Medi-Cal expenditures have nearly tripled since 2011, growing from $54 billion to $185 billion annually. Over that same 15-year period, the Department of Health Care Services’ General Fund share grew at a compound annual rate of 9%, compared to 5.8% for all other General Fund spending. Medi-Cal is now the second-largest General Fund program in the state, comprising 40% of spending. If its General Fund share had simply been held at the post-ACA, pre-COVID average of 15.7%, the state would save roughly $9.8 billion per year, nearly $88 billion over ten years.
The explosion in Medi-Cal spending is the result of changes in the law that have massively increased the population covered by the program. There were around 12 million on Medi-Cal in 2015, and about 15 million today, or nearly 4-in-10 Californians. The LAO also suggests that per-enrollee spending can be explained by major policy changes enacted since 2017-18, such as the expansions of comprehensive coverage to undocumented adults.
And what did California get for this extraordinary spending growth? Quality of care has remained below the national median across virtually every measured dimension for both adults and children, consistently and without interruption. The Hoover paper documents this through five rounds of Consumer Assessment of Healthcare Providers and Systems survey data. In 2024, Medi-Cal ranked below the 50th national percentile on all eight quality metrics for both adults and children. The program’s challenges are structural, not fiscal. Pouring more money into a poorly designed system does not fix the design.

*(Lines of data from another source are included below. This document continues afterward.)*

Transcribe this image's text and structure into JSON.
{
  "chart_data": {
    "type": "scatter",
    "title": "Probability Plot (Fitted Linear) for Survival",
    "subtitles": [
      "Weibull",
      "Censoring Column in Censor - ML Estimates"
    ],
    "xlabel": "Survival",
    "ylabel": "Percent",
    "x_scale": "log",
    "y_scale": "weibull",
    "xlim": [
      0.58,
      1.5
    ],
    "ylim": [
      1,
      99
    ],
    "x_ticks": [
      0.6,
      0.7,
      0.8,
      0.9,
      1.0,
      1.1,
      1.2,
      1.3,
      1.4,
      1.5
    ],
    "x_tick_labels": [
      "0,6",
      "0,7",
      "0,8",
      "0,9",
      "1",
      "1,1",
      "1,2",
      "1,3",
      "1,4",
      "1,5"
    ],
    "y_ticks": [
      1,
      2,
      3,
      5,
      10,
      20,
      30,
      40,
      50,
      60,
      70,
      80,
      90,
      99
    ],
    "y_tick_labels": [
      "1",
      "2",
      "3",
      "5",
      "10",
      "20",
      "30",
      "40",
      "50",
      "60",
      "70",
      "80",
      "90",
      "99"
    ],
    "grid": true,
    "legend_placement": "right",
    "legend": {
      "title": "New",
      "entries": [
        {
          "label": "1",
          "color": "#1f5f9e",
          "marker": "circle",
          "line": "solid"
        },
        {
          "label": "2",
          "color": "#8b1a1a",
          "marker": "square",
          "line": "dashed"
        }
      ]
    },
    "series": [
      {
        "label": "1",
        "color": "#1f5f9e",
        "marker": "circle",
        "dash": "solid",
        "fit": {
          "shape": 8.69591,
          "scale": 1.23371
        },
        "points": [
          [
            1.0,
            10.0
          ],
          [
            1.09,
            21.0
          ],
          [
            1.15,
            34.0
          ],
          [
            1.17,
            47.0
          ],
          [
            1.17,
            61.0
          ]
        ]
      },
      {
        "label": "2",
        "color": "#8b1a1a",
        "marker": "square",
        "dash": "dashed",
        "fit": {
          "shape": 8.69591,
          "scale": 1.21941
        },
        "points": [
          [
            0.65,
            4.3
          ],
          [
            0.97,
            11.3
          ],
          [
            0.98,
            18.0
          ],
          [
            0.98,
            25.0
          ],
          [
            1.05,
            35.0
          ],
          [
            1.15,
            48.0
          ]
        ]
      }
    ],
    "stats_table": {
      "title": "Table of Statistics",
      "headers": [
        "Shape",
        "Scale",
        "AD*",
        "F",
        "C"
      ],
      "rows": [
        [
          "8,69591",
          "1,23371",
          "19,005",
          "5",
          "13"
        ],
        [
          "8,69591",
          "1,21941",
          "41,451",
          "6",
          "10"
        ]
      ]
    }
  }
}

California Has the Tools. It Chooses Not to Use Them.
Perhaps the most important finding in the Hoover paper is that California does not actually need new revenue to address the gap that would remain after accepting OBBBA’s eligibility defaults. If the state accepts the federal work and community engagement requirements, which represent the default condition of federal law, not some radical policy imposition, the remaining federal reductions the state would need to address fall to approximately $67 billion over ten years.
The Hoover analysis identifies policy levers already within the state’s control that generate over $125 billion in ten-year savings without any new revenue source: reversing discretionary Medi-Cal coverage expansions for undocumented immigrants ($37 billion over ten years) and returning the program’s General Fund share to its post-ACA, pre-COVID average ($88 billion over ten years). That is nearly double the remaining obligation.

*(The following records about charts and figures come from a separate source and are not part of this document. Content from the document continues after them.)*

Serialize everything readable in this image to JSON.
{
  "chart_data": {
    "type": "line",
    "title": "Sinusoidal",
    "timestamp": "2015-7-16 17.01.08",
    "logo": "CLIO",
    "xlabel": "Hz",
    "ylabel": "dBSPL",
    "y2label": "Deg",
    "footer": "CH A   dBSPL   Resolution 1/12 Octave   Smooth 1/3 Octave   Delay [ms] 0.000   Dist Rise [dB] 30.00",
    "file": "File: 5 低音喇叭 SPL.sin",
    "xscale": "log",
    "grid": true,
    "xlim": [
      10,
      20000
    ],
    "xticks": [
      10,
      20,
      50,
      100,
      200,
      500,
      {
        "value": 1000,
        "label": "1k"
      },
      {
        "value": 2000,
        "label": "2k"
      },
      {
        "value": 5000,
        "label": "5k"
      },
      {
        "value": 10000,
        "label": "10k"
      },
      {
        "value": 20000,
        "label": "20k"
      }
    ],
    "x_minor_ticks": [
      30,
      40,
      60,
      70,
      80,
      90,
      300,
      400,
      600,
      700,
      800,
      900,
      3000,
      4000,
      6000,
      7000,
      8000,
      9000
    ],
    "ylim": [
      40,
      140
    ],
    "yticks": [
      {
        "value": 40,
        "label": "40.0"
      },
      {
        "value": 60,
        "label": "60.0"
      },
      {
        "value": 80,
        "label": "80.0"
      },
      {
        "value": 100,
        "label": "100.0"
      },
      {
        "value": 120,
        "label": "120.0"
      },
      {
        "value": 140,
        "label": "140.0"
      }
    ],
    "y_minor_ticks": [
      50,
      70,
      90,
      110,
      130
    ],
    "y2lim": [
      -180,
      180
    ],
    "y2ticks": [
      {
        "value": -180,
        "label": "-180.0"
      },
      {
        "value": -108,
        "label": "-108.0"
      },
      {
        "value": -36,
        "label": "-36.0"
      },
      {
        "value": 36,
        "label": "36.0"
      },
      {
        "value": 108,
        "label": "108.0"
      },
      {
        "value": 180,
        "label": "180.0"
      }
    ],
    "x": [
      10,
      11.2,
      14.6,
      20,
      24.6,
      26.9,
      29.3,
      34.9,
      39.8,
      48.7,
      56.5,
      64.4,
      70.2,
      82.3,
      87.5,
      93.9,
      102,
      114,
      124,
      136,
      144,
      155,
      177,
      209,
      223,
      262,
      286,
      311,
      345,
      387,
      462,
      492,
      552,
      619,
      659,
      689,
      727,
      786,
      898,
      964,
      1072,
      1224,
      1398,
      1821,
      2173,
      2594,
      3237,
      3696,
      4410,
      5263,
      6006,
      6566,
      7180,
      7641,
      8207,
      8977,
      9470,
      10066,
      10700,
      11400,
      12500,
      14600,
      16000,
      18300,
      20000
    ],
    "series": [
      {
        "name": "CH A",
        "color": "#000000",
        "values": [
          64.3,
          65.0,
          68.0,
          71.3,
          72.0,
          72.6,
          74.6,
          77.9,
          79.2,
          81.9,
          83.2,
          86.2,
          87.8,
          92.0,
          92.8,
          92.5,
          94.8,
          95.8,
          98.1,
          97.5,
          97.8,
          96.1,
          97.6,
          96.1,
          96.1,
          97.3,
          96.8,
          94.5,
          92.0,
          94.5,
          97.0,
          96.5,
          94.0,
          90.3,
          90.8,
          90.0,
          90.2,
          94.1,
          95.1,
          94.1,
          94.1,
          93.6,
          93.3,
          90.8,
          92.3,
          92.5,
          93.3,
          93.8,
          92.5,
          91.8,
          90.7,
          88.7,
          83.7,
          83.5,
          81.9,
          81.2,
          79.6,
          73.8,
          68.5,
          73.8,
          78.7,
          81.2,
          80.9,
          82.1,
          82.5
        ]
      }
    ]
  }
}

None of this requires taxing anyone. It requires California to make different spending choices than it has made over the past decade. The Saez-Zucman paper does not engage with this alternative because doing so would require acknowledging that the “fiscal emergency” framing is, at minimum, incomplete.
The Real Problem with the Proposal
Boll, Saez, and Zucman have written a paper about billionaire wealth. It is not, despite appearances, a paper about whether the California Billionaire Tax Act makes fiscal sense. None of it is relevant to whether a one-time residency-triggered levy is a structurally sound way to address a back-loaded, partially discretionary reduction in federal Medicaid cost-sharing.

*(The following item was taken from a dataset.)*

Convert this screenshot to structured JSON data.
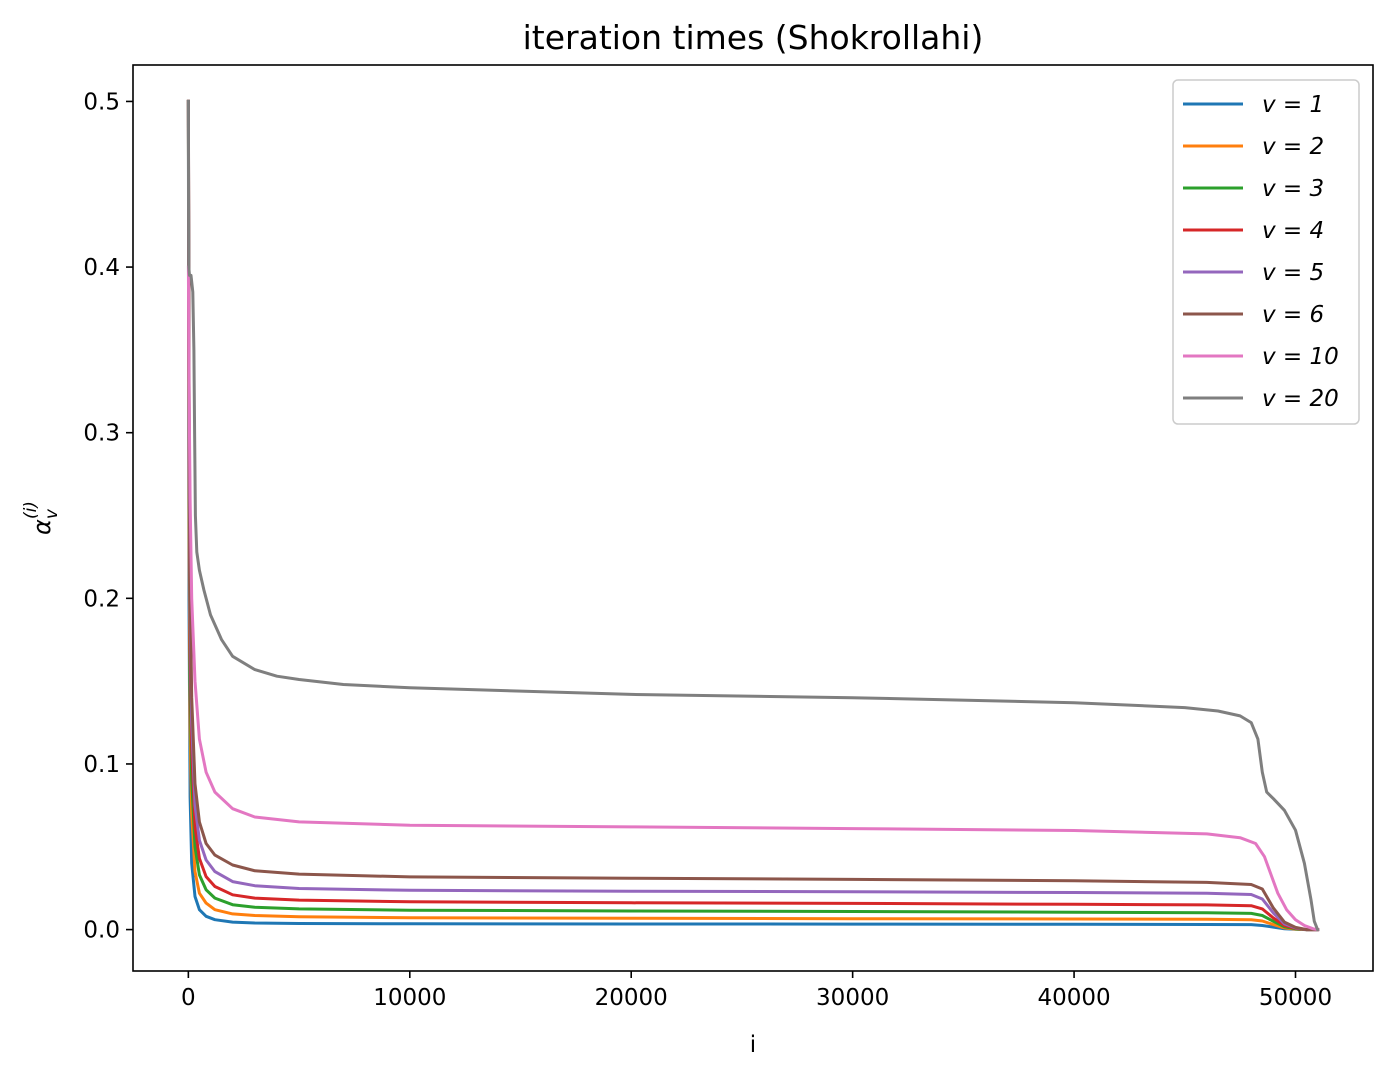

One of the paper’s authors helped design the ballot initiative. The paper’s framing reflects that involvement. When you begin with the conclusion that billionaires should pay more and work backward to the policy, you tend to produce analysis that answers the question you want to answer rather than the one the voters will actually be deciding.
The Hoover Institution paper asks the right question. Its answer is that the fiscal premise of the Billionaire Tax Act fails on its own terms, in magnitude, in timing, and in structure. That finding will not make it into the New York Times op-ed. But it should inform how Californians vote in November.